Simple majority voting increases our best result to **91.89%**

## Weighted voting

In [110]:
# Assume, we know how good are our models. We can give some weight to their votes.
classifier_weights = {
    'incv3-keras'    : 2,
    'vgg16-keras'    : 2,
    'vgg19-keras'    : 3,
    'Inception_v3'   : 4,
    'resnet50-keras' : 5
}

def weighted_vote(i):
    votes = np.zeros(10);
    for name in model_names:
        y = y_predictions[name][i]
        votes[y] = votes[y] + classifier_weights[name]
    return votes.argmax()

y_ensembled = [ weighted_vote(i) for i in range(n_testing) ]

In [111]:
np.sum( y_ensembled == y_testing )

9293

## Dynamic voting
1. Take the image to classify
2. Find its K nearest neighbors
3. Classify the neighbor using all classifiers
4. Use weighted voting

    todo

## Adaboost

In [112]:
#  base_clf = clf['resnet50-keras']

In [116]:
from sklearn import svm

base_clf = svm.SVC(probability=True,kernel='linear')

In [119]:
n_training = 1000 # TODO: try with bigger testing data

X_train = data['resnet50-keras']['features_training'][:n_training]
y_train = data['resnet50-keras']['labels_training'][:n_training]

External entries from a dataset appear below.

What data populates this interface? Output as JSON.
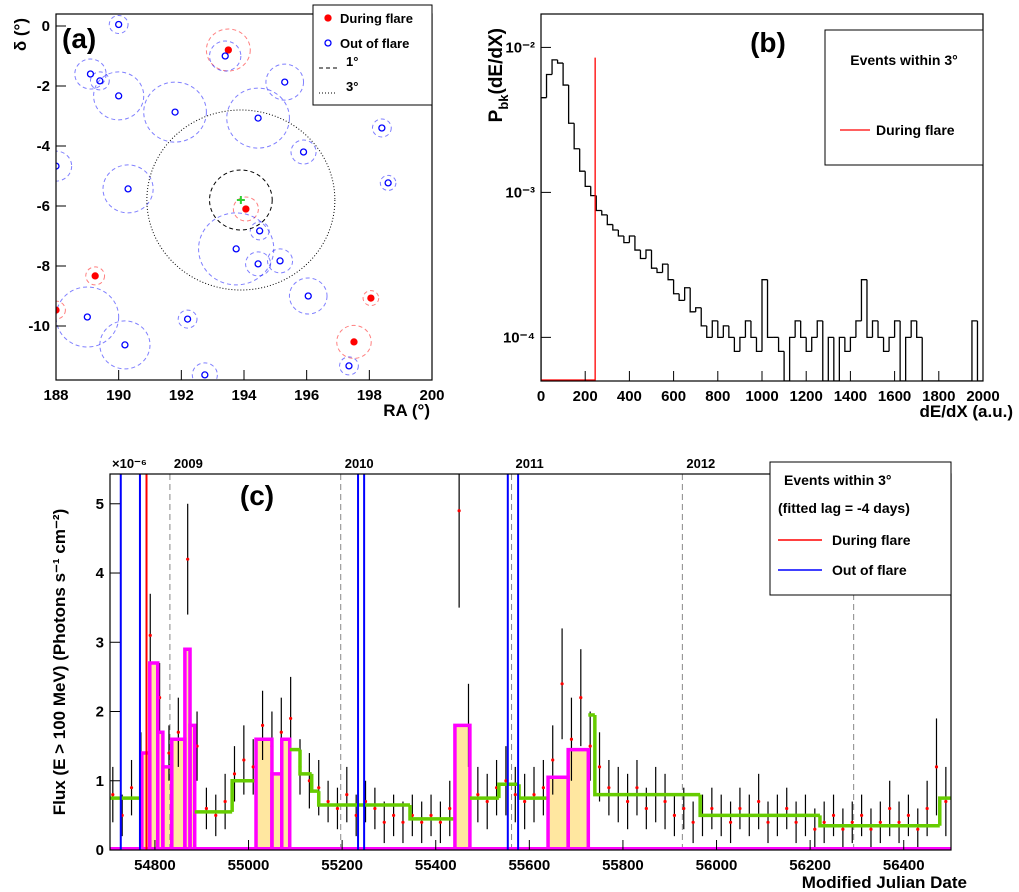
{
  "chart_data": [
    {
      "type": "scatter",
      "panel_label": "(a)",
      "xlabel": "RA (°)",
      "ylabel": "δ (°)",
      "xlim": [
        188,
        200
      ],
      "ylim": [
        -11.8,
        0.4
      ],
      "xticks": [
        188,
        190,
        192,
        194,
        196,
        198,
        200
      ],
      "yticks": [
        0,
        -2,
        -4,
        -6,
        -8,
        -10
      ],
      "series": [
        {
          "name": "During flare",
          "color": "#ff0000",
          "x": [
            193.5,
            194.06,
            189.25,
            188.0,
            198.05,
            197.51
          ],
          "values": [
            -0.8,
            -6.1,
            -8.33,
            -9.47,
            -9.07,
            -10.53
          ],
          "sizes": [
            0.7,
            0.4,
            0.3,
            0.3,
            0.25,
            0.55
          ]
        },
        {
          "name": "Out of flare",
          "color": "#0000ff",
          "x": [
            190.0,
            193.4,
            189.1,
            189.4,
            190.0,
            191.8,
            195.3,
            194.45,
            198.4,
            195.9,
            188.0,
            190.3,
            198.6,
            194.5,
            193.75,
            194.45,
            195.15,
            196.05,
            189.0,
            192.2,
            190.2,
            192.75,
            197.35
          ],
          "values": [
            0.05,
            -1.0,
            -1.6,
            -1.83,
            -2.33,
            -2.87,
            -1.87,
            -3.07,
            -3.4,
            -4.2,
            -4.67,
            -5.43,
            -5.23,
            -6.83,
            -7.43,
            -7.93,
            -7.83,
            -9.0,
            -9.7,
            -9.77,
            -10.63,
            -11.63,
            -11.33
          ],
          "sizes": [
            0.3,
            0.5,
            0.5,
            0.3,
            0.8,
            1.0,
            0.6,
            1.0,
            0.3,
            0.4,
            0.5,
            0.8,
            0.25,
            0.3,
            1.2,
            0.4,
            0.4,
            0.6,
            1.0,
            0.3,
            0.8,
            0.4,
            0.3
          ]
        }
      ],
      "circles": [
        {
          "name": "1°",
          "radius": 1,
          "style": "dashed"
        },
        {
          "name": "3°",
          "radius": 3,
          "style": "dotted"
        }
      ],
      "center": {
        "x": 193.9,
        "y": -5.8,
        "color": "#33cc33"
      }
    },
    {
      "type": "histogram",
      "panel_label": "(b)",
      "xlabel": "dE/dX (a.u.)",
      "ylabel_parts": [
        "P",
        "bk",
        "(dE/dX)"
      ],
      "log_y": true,
      "xlim": [
        0,
        2000
      ],
      "ylim": [
        5e-05,
        0.017
      ],
      "xticks": [
        0,
        200,
        400,
        600,
        800,
        1000,
        1200,
        1400,
        1600,
        1800,
        2000
      ],
      "yticks": [
        {
          "value": 0.0001,
          "label": "10⁻⁴"
        },
        {
          "value": 0.001,
          "label": "10⁻³"
        },
        {
          "value": 0.01,
          "label": "10⁻²"
        }
      ],
      "bins": [
        0,
        25,
        50,
        75,
        100,
        125,
        150,
        175,
        200,
        225,
        250,
        275,
        300,
        325,
        350,
        375,
        400,
        425,
        450,
        475,
        500,
        525,
        550,
        575,
        600,
        625,
        650,
        675,
        700,
        725,
        750,
        775,
        800,
        825,
        850,
        875,
        900,
        925,
        950,
        975,
        1000,
        1025,
        1050,
        1075,
        1100,
        1125,
        1150,
        1175,
        1200,
        1225,
        1250,
        1275,
        1300,
        1325,
        1350,
        1375,
        1400,
        1425,
        1450,
        1475,
        1500,
        1525,
        1550,
        1575,
        1600,
        1625,
        1650,
        1675,
        1700,
        1725,
        1750,
        1775,
        1800,
        1825,
        1850,
        1875,
        1900,
        1925,
        1950,
        1975,
        2000
      ],
      "values": [
        0.0045,
        0.0065,
        0.0082,
        0.0078,
        0.0055,
        0.003,
        0.002,
        0.0014,
        0.0011,
        0.00095,
        0.00075,
        0.0007,
        0.0006,
        0.00055,
        0.0005,
        0.00045,
        0.0005,
        0.0004,
        0.00035,
        0.0004,
        0.0003,
        0.00028,
        0.00032,
        0.00025,
        0.0002,
        0.00018,
        0.00022,
        0.00015,
        0.00016,
        0.00012,
        0.0001,
        0.00013,
        0.0001,
        0.00012,
        0.0001,
        8e-05,
        0.0001,
        0.00013,
        0.0001,
        8e-05,
        0.00025,
        0.0001,
        0.0001,
        8e-05,
        0,
        0.0001,
        0.00013,
        0.0001,
        8e-05,
        0.0001,
        0.00013,
        0,
        0.0001,
        0,
        0.0001,
        8e-05,
        0.0001,
        0.00013,
        0.00025,
        0.0001,
        0.00013,
        0.0001,
        8e-05,
        0.0001,
        0.00013,
        0,
        0.0001,
        0.00013,
        0.0001,
        0,
        0,
        0,
        0,
        0,
        0,
        0,
        0,
        0,
        0.00013,
        0
      ],
      "color": "#000000",
      "legend_title": "Events within 3°",
      "flare": {
        "name": "During flare",
        "color": "#ff0000",
        "x": 245,
        "value": 0.0085
      }
    },
    {
      "type": "errorbar",
      "panel_label": "(c)",
      "xlabel": "Modified Julian Date",
      "ylabel": "Flux (E > 100 MeV) (Photons s⁻¹ cm⁻²)",
      "y_multiplier": "×10⁻⁶",
      "xlim": [
        54704,
        56501
      ],
      "ylim": [
        0,
        5.43
      ],
      "xticks": [
        54800,
        55000,
        55200,
        55400,
        55600,
        55800,
        56000,
        56200,
        56400
      ],
      "yticks": [
        0,
        1,
        2,
        3,
        4,
        5
      ],
      "x": [
        54710,
        54730,
        54750,
        54770,
        54790,
        54810,
        54830,
        54850,
        54870,
        54890,
        54910,
        54930,
        54950,
        54970,
        54990,
        55010,
        55030,
        55050,
        55070,
        55090,
        55110,
        55130,
        55150,
        55170,
        55190,
        55210,
        55230,
        55250,
        55270,
        55290,
        55310,
        55330,
        55350,
        55370,
        55390,
        55410,
        55430,
        55450,
        55470,
        55490,
        55510,
        55530,
        55550,
        55570,
        55590,
        55610,
        55630,
        55650,
        55670,
        55690,
        55710,
        55730,
        55750,
        55770,
        55790,
        55810,
        55830,
        55850,
        55870,
        55890,
        55910,
        55930,
        55950,
        55970,
        55990,
        56010,
        56030,
        56050,
        56070,
        56090,
        56110,
        56130,
        56150,
        56170,
        56190,
        56210,
        56230,
        56250,
        56270,
        56290,
        56310,
        56330,
        56350,
        56370,
        56390,
        56410,
        56430,
        56450,
        56470,
        56490
      ],
      "values": [
        0.8,
        0.5,
        0.9,
        1.2,
        3.1,
        2.2,
        1.4,
        1.7,
        4.2,
        1.5,
        0.6,
        0.5,
        0.7,
        1.1,
        1.3,
        1.2,
        1.8,
        1.5,
        1.7,
        1.9,
        1.2,
        1.0,
        0.9,
        0.7,
        0.6,
        0.8,
        0.5,
        0.7,
        0.6,
        0.4,
        0.5,
        0.4,
        0.5,
        0.4,
        0.5,
        0.4,
        0.6,
        4.9,
        1.8,
        0.8,
        0.7,
        0.9,
        1.0,
        0.8,
        0.7,
        0.8,
        0.9,
        1.3,
        2.4,
        1.6,
        2.2,
        1.5,
        1.2,
        0.9,
        0.8,
        0.7,
        0.9,
        0.6,
        0.8,
        0.7,
        0.5,
        0.6,
        0.4,
        0.5,
        0.6,
        0.5,
        0.4,
        0.6,
        0.5,
        0.7,
        0.4,
        0.5,
        0.6,
        0.4,
        0.5,
        0.3,
        0.4,
        0.5,
        0.3,
        0.4,
        0.5,
        0.3,
        0.4,
        0.6,
        0.4,
        0.5,
        0.3,
        0.6,
        1.2,
        0.7
      ],
      "errors": [
        0.4,
        0.3,
        0.4,
        0.5,
        0.6,
        0.5,
        0.4,
        0.5,
        0.8,
        0.5,
        0.3,
        0.3,
        0.4,
        0.4,
        0.5,
        0.4,
        0.5,
        0.5,
        0.5,
        0.6,
        0.4,
        0.4,
        0.4,
        0.3,
        0.3,
        0.4,
        0.3,
        0.3,
        0.3,
        0.3,
        0.3,
        0.3,
        0.3,
        0.3,
        0.3,
        0.3,
        0.4,
        1.4,
        0.6,
        0.4,
        0.4,
        0.4,
        0.5,
        0.4,
        0.4,
        0.4,
        0.4,
        0.5,
        0.8,
        0.6,
        0.7,
        0.5,
        0.5,
        0.4,
        0.4,
        0.4,
        0.4,
        0.3,
        0.4,
        0.4,
        0.3,
        0.3,
        0.3,
        0.3,
        0.3,
        0.3,
        0.3,
        0.3,
        0.3,
        0.4,
        0.3,
        0.3,
        0.3,
        0.3,
        0.3,
        0.3,
        0.3,
        0.3,
        0.3,
        0.3,
        0.3,
        0.3,
        0.3,
        0.4,
        0.3,
        0.3,
        0.3,
        0.4,
        0.7,
        0.5
      ],
      "point_color": "#ff0000",
      "bar_color": "#000000",
      "blocks": [
        {
          "x0": 54704,
          "x1": 54772,
          "value": 0.75,
          "flare": false
        },
        {
          "x0": 54772,
          "x1": 54789,
          "value": 1.4,
          "flare": true
        },
        {
          "x0": 54789,
          "x1": 54806,
          "value": 2.7,
          "flare": true
        },
        {
          "x0": 54806,
          "x1": 54817,
          "value": 1.7,
          "flare": true
        },
        {
          "x0": 54817,
          "x1": 54836,
          "value": 1.2,
          "flare": true
        },
        {
          "x0": 54836,
          "x1": 54864,
          "value": 1.6,
          "flare": true
        },
        {
          "x0": 54864,
          "x1": 54875,
          "value": 2.9,
          "flare": true
        },
        {
          "x0": 54875,
          "x1": 54885,
          "value": 1.8,
          "flare": true
        },
        {
          "x0": 54885,
          "x1": 54965,
          "value": 0.55,
          "flare": false
        },
        {
          "x0": 54965,
          "x1": 55016,
          "value": 1.0,
          "flare": false
        },
        {
          "x0": 55016,
          "x1": 55050,
          "value": 1.6,
          "flare": true
        },
        {
          "x0": 55050,
          "x1": 55071,
          "value": 1.1,
          "flare": true
        },
        {
          "x0": 55071,
          "x1": 55088,
          "value": 1.6,
          "flare": true
        },
        {
          "x0": 55088,
          "x1": 55110,
          "value": 1.45,
          "flare": false
        },
        {
          "x0": 55110,
          "x1": 55135,
          "value": 1.1,
          "flare": false
        },
        {
          "x0": 55135,
          "x1": 55150,
          "value": 0.85,
          "flare": false
        },
        {
          "x0": 55150,
          "x1": 55345,
          "value": 0.65,
          "flare": false
        },
        {
          "x0": 55345,
          "x1": 55441,
          "value": 0.45,
          "flare": false
        },
        {
          "x0": 55441,
          "x1": 55473,
          "value": 1.8,
          "flare": true
        },
        {
          "x0": 55473,
          "x1": 55535,
          "value": 0.75,
          "flare": false
        },
        {
          "x0": 55535,
          "x1": 55578,
          "value": 0.95,
          "flare": false
        },
        {
          "x0": 55578,
          "x1": 55640,
          "value": 0.75,
          "flare": false
        },
        {
          "x0": 55640,
          "x1": 55683,
          "value": 1.05,
          "flare": true
        },
        {
          "x0": 55683,
          "x1": 55726,
          "value": 1.45,
          "flare": true
        },
        {
          "x0": 55726,
          "x1": 55740,
          "value": 1.95,
          "flare": false
        },
        {
          "x0": 55740,
          "x1": 55965,
          "value": 0.8,
          "flare": false
        },
        {
          "x0": 55965,
          "x1": 56221,
          "value": 0.5,
          "flare": false
        },
        {
          "x0": 56221,
          "x1": 56477,
          "value": 0.35,
          "flare": false
        },
        {
          "x0": 56477,
          "x1": 56501,
          "value": 0.75,
          "flare": false
        }
      ],
      "block_colors": {
        "flare": "#ff00ff",
        "quiet": "#66cc00"
      },
      "fill_color": "#ffe7a0",
      "years": {
        "x": [
          54832,
          55197,
          55562,
          55927,
          56293
        ],
        "labels": [
          "2009",
          "2010",
          "2011",
          "2012",
          null
        ]
      },
      "events": [
        {
          "name": "During flare",
          "color": "#ff0000",
          "x": [
            54782
          ]
        },
        {
          "name": "Out of flare",
          "color": "#0000ff",
          "x": [
            54727,
            54768,
            55234,
            55247,
            55554,
            55576
          ]
        }
      ],
      "legend_lines": [
        "Events within  3°",
        "(fitted lag = -4 days)"
      ]
    }
  ]
}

base_clf.fit( X_train, y_train )

SVC(C=1.0, cache_size=200, class_weight=None, coef0=0.0,
  decision_function_shape='ovr', degree=3, gamma='auto', kernel='linear',
  max_iter=-1, probability=True, random_state=None, shrinking=True,
  tol=0.001, verbose=False)

In [120]:
base_clf.score( data['resnet50-keras']['features_testing'], data['resnet50-keras']['labels_testing'] )

0.83030000000000004

In [122]:
from sklearn.ensemble import AdaBoostClassifier
boosted_model = AdaBoostClassifier(base_estimator = base_clf)

In [123]:
boosted_model.fit( X_train, y_train )

AdaBoostClassifier(algorithm='SAMME.R',
          base_estimator=SVC(C=1.0, cache_size=200, class_weight=None, coef0=0.0,
  decision_function_shape='ovr', degree=3, gamma='auto', kernel='linear',
  max_iter=-1, probability=True, random_state=None, shrinking=True,
  tol=0.001, verbose=False),
          learning_rate=1.0, n_estimators=50, random_state=None)

In [124]:
boosted_model.score( data['resnet50-keras']['features_testing'], data['resnet50-keras']['labels_testing'] )

0.78369999999999995